Although only the term budget is used on this page, this information also applies to forecasts.

When a budget is complete, you might want to lock its cells to avoid unintentional changes. Due to the dynamic nature of Budgets & Forecasts, there is no single mechanism to lock the budget. Workbooks are linked to baseline streams, so the data updates when those streams update. Similarly, Database and Reference tabs update due to changes in databases to which they're linked. In addition, the structure of the workbook is based on the structure of the underlying data, so changes to this can have an impact. There are a number of options for mitigating the risk of unintentional changes.

Mark rows as complete

When you mark a row as complete in the budget workflow, no one is assigned to that row so it is no longer editable. This prevents any further manual changes to the values and helps you avoid overwriting data accidentally, especially when you run bulk actions such as spread or copy down.

Rows marked as complete still update with baseline changes, because completing a row does not remove its link to the baseline.

See Manage the workflow > Mark a row as complete

Fix the baseline

If a cell hasn't been overwritten with a value or formula, it remains linked to the baseline stream. When the baseline stream changes, the value in the workbook will also change.

The same applies to the budget structure. If a new dimension entity is introduced into the baseline period, such as a new customer, it will appear in the workbook the next time you open it.

To prevent these changes, you can fix the baseline (disassociate the workbook from its baseline values).

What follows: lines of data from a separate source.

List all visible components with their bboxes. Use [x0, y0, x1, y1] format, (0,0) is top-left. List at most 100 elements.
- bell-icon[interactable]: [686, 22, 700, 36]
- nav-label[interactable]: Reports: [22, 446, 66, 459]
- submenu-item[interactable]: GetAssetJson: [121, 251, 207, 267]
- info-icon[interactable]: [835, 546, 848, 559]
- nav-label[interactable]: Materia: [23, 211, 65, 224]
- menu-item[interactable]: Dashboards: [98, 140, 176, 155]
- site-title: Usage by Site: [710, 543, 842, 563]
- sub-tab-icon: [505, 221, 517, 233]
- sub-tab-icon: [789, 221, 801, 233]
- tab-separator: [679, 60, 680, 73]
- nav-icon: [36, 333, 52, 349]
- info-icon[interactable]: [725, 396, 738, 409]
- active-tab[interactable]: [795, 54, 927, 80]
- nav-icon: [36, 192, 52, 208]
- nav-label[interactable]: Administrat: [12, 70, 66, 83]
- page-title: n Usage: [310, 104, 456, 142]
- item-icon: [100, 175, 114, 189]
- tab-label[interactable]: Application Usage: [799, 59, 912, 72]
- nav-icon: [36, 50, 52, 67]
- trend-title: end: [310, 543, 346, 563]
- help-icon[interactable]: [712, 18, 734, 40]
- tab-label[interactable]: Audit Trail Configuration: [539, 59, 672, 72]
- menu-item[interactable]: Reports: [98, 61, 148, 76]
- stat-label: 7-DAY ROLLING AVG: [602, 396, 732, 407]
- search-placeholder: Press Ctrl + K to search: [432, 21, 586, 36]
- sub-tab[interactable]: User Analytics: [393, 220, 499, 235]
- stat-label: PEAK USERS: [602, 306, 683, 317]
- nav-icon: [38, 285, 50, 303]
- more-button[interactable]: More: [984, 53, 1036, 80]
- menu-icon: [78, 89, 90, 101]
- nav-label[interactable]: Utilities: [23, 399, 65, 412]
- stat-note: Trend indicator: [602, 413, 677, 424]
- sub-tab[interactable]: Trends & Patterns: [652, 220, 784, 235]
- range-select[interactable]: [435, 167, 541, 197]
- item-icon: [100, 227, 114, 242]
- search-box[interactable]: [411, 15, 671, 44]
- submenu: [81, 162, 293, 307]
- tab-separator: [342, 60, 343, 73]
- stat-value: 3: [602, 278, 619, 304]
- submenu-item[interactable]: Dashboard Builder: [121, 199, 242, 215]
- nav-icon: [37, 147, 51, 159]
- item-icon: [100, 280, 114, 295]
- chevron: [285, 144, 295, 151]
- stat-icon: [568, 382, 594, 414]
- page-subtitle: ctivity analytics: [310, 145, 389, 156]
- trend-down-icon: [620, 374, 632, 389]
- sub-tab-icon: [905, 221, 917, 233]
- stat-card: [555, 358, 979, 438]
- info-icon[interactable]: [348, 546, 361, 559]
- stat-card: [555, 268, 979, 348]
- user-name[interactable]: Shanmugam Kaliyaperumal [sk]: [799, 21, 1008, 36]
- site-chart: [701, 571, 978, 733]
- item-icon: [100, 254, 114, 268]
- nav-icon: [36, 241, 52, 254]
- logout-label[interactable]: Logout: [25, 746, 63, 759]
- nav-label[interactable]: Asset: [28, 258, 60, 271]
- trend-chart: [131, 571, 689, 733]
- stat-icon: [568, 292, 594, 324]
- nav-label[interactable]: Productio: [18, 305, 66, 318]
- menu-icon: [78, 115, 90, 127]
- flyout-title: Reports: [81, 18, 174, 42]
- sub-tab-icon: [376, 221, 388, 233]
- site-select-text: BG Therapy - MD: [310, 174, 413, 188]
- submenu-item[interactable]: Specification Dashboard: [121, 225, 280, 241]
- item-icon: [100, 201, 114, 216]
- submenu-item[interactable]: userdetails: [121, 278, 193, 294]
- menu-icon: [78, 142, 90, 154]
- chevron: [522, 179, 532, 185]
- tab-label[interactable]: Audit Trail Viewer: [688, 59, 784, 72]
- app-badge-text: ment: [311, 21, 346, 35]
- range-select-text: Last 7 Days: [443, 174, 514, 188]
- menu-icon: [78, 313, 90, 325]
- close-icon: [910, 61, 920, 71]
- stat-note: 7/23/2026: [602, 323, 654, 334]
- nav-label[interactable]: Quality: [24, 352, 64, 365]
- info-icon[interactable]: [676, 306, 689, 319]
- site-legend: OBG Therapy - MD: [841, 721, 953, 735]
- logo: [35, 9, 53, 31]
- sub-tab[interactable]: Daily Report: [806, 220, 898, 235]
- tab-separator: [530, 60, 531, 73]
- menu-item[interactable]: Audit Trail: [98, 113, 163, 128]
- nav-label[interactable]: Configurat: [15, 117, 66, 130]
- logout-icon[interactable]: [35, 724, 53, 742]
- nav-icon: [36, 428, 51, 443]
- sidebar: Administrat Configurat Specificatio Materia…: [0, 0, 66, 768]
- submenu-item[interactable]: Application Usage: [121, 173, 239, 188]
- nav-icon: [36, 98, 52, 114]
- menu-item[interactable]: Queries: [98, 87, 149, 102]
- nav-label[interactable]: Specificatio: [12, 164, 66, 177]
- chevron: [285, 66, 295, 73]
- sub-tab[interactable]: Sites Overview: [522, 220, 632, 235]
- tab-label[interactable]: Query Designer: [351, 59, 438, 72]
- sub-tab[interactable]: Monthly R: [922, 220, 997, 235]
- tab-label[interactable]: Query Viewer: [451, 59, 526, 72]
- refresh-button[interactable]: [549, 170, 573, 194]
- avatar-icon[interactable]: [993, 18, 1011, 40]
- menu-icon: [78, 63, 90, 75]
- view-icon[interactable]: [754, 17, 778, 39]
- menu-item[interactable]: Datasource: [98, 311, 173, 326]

See Fix the baseline in a budget

Publish the budget

The workbook publishing process creates a copy of the values and stores them as a stream in the underlying database. You can use the published stream in reports and dashboards, and as a backup to the values in the workbook.

However, the published stream does not include formulas, working rows, comments, workflow or cell history, so it is not a full backup of the workbook itself.

See Publish a budget, forecast or other worksheet tab

Structure your budget to avoid losing data

If your budget hierarchy includes dimension groups, you might lose budget data when dimension entities move within the workbook structure. To reduce that risk, include a transaction grouping dimension in the workbook structure.